All in all there was one site that gave 10 ways to get over someone, which involves no communication, pre-occupying yourself, food indulgence and just moving on. However it's easier said than done.
What if you're like me, you feel you don't have many close friends and there's noone else to turn to? He's the only person that feels that empty void. He wants to be there for you, but there more complicated issues then just wanting to be together and you just can't do it. You can't be with him no matter how much you want to. You wish you had closer friends to turn to, and you know that he's ever so lucky to have the friends that he has. You see he has more support then you and hes surrounded by people who care about him and will always be there for him. However you're left by yourself with only him to support you, but you just can't turn to him, because he's the one thats now causing you so much pain, because you just can't get over him. What should you do? I don't really know.

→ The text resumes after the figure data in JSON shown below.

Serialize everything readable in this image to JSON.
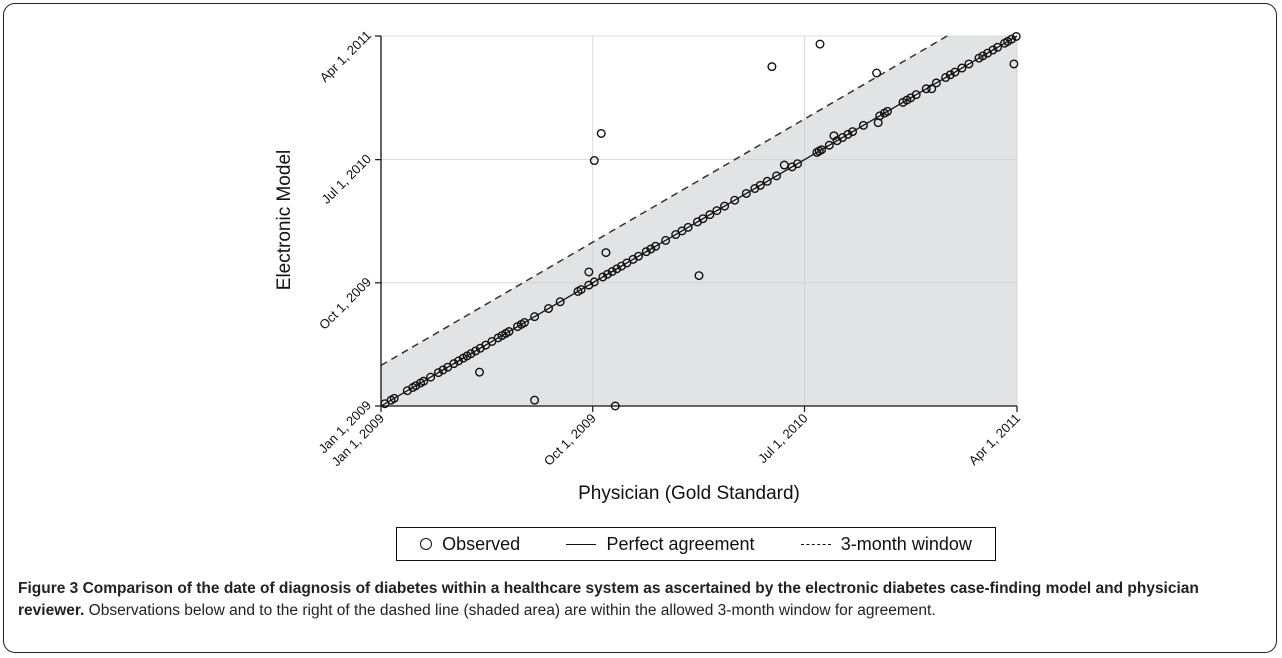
{
  "chart_data": {
    "type": "scatter",
    "xlabel": "Physician (Gold Standard)",
    "ylabel": "Electronic Model",
    "x_tick_labels": [
      "Jan 1, 2009",
      "Oct 1, 2009",
      "Jul 1, 2010",
      "Apr 1, 2011"
    ],
    "y_tick_labels": [
      "Jan 1, 2009",
      "Oct 1, 2009",
      "Jul 1, 2010",
      "Apr 1, 2011"
    ],
    "xlim": [
      "2009-01-01",
      "2011-04-01"
    ],
    "ylim": [
      "2009-01-01",
      "2011-04-01"
    ],
    "grid": true,
    "legend": [
      "Observed",
      "Perfect agreement",
      "3-month window"
    ],
    "legend_placement": "bottom",
    "shaded_region": "area below dashed line",
    "window_months": 3,
    "series": [
      {
        "name": "Observed",
        "points": [
          [
            "2009-01-06",
            "2009-01-06"
          ],
          [
            "2009-01-14",
            "2009-01-14"
          ],
          [
            "2009-01-18",
            "2009-01-18"
          ],
          [
            "2009-02-04",
            "2009-02-04"
          ],
          [
            "2009-02-11",
            "2009-02-11"
          ],
          [
            "2009-02-15",
            "2009-02-15"
          ],
          [
            "2009-02-21",
            "2009-02-21"
          ],
          [
            "2009-02-25",
            "2009-02-25"
          ],
          [
            "2009-03-06",
            "2009-03-06"
          ],
          [
            "2009-03-16",
            "2009-03-16"
          ],
          [
            "2009-03-22",
            "2009-03-22"
          ],
          [
            "2009-03-28",
            "2009-03-28"
          ],
          [
            "2009-04-05",
            "2009-04-05"
          ],
          [
            "2009-04-11",
            "2009-04-11"
          ],
          [
            "2009-04-17",
            "2009-04-17"
          ],
          [
            "2009-04-22",
            "2009-04-22"
          ],
          [
            "2009-04-27",
            "2009-04-27"
          ],
          [
            "2009-05-03",
            "2009-05-03"
          ],
          [
            "2009-05-09",
            "2009-05-09"
          ],
          [
            "2009-05-16",
            "2009-05-16"
          ],
          [
            "2009-05-24",
            "2009-05-24"
          ],
          [
            "2009-06-01",
            "2009-06-01"
          ],
          [
            "2009-06-06",
            "2009-06-06"
          ],
          [
            "2009-06-11",
            "2009-06-11"
          ],
          [
            "2009-06-15",
            "2009-06-15"
          ],
          [
            "2009-06-26",
            "2009-06-26"
          ],
          [
            "2009-07-01",
            "2009-07-01"
          ],
          [
            "2009-07-05",
            "2009-07-05"
          ],
          [
            "2009-07-18",
            "2009-07-18"
          ],
          [
            "2009-08-05",
            "2009-08-05"
          ],
          [
            "2009-08-20",
            "2009-08-20"
          ],
          [
            "2009-09-12",
            "2009-09-12"
          ],
          [
            "2009-09-16",
            "2009-09-16"
          ],
          [
            "2009-09-26",
            "2009-09-26"
          ],
          [
            "2009-10-03",
            "2009-10-03"
          ],
          [
            "2009-10-14",
            "2009-10-14"
          ],
          [
            "2009-10-20",
            "2009-10-20"
          ],
          [
            "2009-10-26",
            "2009-10-26"
          ],
          [
            "2009-11-01",
            "2009-11-01"
          ],
          [
            "2009-11-07",
            "2009-11-07"
          ],
          [
            "2009-11-14",
            "2009-11-14"
          ],
          [
            "2009-11-22",
            "2009-11-22"
          ],
          [
            "2009-11-29",
            "2009-11-29"
          ],
          [
            "2009-12-09",
            "2009-12-09"
          ],
          [
            "2009-12-15",
            "2009-12-15"
          ],
          [
            "2009-12-21",
            "2009-12-21"
          ],
          [
            "2010-01-03",
            "2010-01-03"
          ],
          [
            "2010-01-16",
            "2010-01-16"
          ],
          [
            "2010-01-24",
            "2010-01-24"
          ],
          [
            "2010-02-01",
            "2010-02-01"
          ],
          [
            "2010-02-13",
            "2010-02-13"
          ],
          [
            "2010-02-20",
            "2010-02-20"
          ],
          [
            "2010-03-01",
            "2010-03-01"
          ],
          [
            "2010-03-10",
            "2010-03-10"
          ],
          [
            "2010-03-20",
            "2010-03-20"
          ],
          [
            "2010-04-02",
            "2010-04-02"
          ],
          [
            "2010-04-17",
            "2010-04-17"
          ],
          [
            "2010-04-28",
            "2010-04-28"
          ],
          [
            "2010-05-05",
            "2010-05-05"
          ],
          [
            "2010-05-14",
            "2010-05-14"
          ],
          [
            "2010-05-26",
            "2010-05-26"
          ],
          [
            "2010-06-15",
            "2010-06-15"
          ],
          [
            "2010-06-22",
            "2010-06-22"
          ],
          [
            "2010-07-17",
            "2010-07-17"
          ],
          [
            "2010-07-20",
            "2010-07-20"
          ],
          [
            "2010-07-23",
            "2010-07-23"
          ],
          [
            "2010-08-02",
            "2010-08-02"
          ],
          [
            "2010-08-12",
            "2010-08-12"
          ],
          [
            "2010-08-19",
            "2010-08-19"
          ],
          [
            "2010-08-26",
            "2010-08-26"
          ],
          [
            "2010-09-01",
            "2010-09-01"
          ],
          [
            "2010-09-15",
            "2010-09-15"
          ],
          [
            "2010-10-06",
            "2010-10-06"
          ],
          [
            "2010-10-12",
            "2010-10-12"
          ],
          [
            "2010-10-16",
            "2010-10-16"
          ],
          [
            "2010-11-05",
            "2010-11-05"
          ],
          [
            "2010-11-10",
            "2010-11-10"
          ],
          [
            "2010-11-15",
            "2010-11-15"
          ],
          [
            "2010-11-22",
            "2010-11-22"
          ],
          [
            "2010-12-05",
            "2010-12-05"
          ],
          [
            "2010-12-18",
            "2010-12-18"
          ],
          [
            "2010-12-30",
            "2010-12-30"
          ],
          [
            "2011-01-05",
            "2011-01-05"
          ],
          [
            "2011-01-11",
            "2011-01-11"
          ],
          [
            "2011-01-20",
            "2011-01-20"
          ],
          [
            "2011-01-29",
            "2011-01-29"
          ],
          [
            "2011-02-11",
            "2011-02-11"
          ],
          [
            "2011-02-16",
            "2011-02-16"
          ],
          [
            "2011-02-22",
            "2011-02-22"
          ],
          [
            "2011-03-01",
            "2011-03-01"
          ],
          [
            "2011-03-07",
            "2011-03-07"
          ],
          [
            "2011-03-16",
            "2011-03-16"
          ],
          [
            "2011-03-20",
            "2011-03-20"
          ],
          [
            "2011-03-25",
            "2011-03-25"
          ],
          [
            "2011-03-31",
            "2011-03-31"
          ],
          [
            "2009-09-26",
            "2009-10-25"
          ],
          [
            "2009-10-18",
            "2009-12-07"
          ],
          [
            "2010-08-08",
            "2010-08-23"
          ],
          [
            "2010-10-04",
            "2010-09-21"
          ],
          [
            "2010-12-12",
            "2010-12-05"
          ],
          [
            "2010-06-05",
            "2010-06-19"
          ],
          [
            "2010-10-02",
            "2011-01-09"
          ],
          [
            "2009-05-08",
            "2009-03-17"
          ],
          [
            "2009-07-18",
            "2009-01-14"
          ],
          [
            "2009-10-30",
            "2009-01-01"
          ],
          [
            "2010-02-15",
            "2009-10-17"
          ],
          [
            "2011-03-28",
            "2011-01-29"
          ],
          [
            "2009-10-03",
            "2010-06-29"
          ],
          [
            "2009-10-12",
            "2010-08-28"
          ],
          [
            "2010-05-20",
            "2011-01-23"
          ],
          [
            "2010-07-21",
            "2011-03-14"
          ]
        ]
      },
      {
        "name": "Perfect agreement",
        "line": [
          [
            "2009-01-01",
            "2009-01-01"
          ],
          [
            "2011-04-01",
            "2011-04-01"
          ]
        ]
      },
      {
        "name": "3-month window",
        "line": [
          [
            "2009-01-01",
            "2009-04-01"
          ],
          [
            "2011-01-01",
            "2011-04-01"
          ]
        ]
      }
    ]
  },
  "caption": {
    "title": "Figure 3 Comparison of the date of diagnosis of diabetes within a healthcare system as ascertained by the electronic diabetes case-finding model and physician reviewer.",
    "text": " Observations below and to the right of the dashed line (shaded area) are within the allowed 3-month window for agreement."
  },
  "colors": {
    "shade": "#e2e3e5",
    "grid": "#ffffff",
    "ink": "#111111"
  }
}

I've tried many different things. I've tried to pre-occupy myself, to get our more, and meet new people. But its hard when your friends are his friends and they invite both of you to their outings. Then you feel to afraid to mingle with others infront of him, and you worry about the girls that approach him. You just feel like noone's ever going to replace him. Sometimes I feel like i'm stuck in a deep dark hole, where if someone were to rescue me, they would have to face the risk of death. Who in the right mind would want to risk that for someone they barely even know? Noone. Therefore I will just be stuck here forever.
However, face the facts, I have to get over him.
There's nothing else you can do, but just wipe away those tears, toughen up and move on. Its how life works. Obstacles are placed infront of you, and you have to just find a way to get around them. If you don't you will never step forward, you will never move on with life.
Have to try to get out more, have to try to meet more people. How I wish where i lived had more opportunities to make more friends rather than meet people to date. They should really have speed friending in every city rather than speed dating.
Hopefully someone will come along, pick me up and save me from this feeling I feel. If you're in the same situation. I hope you will be saved too.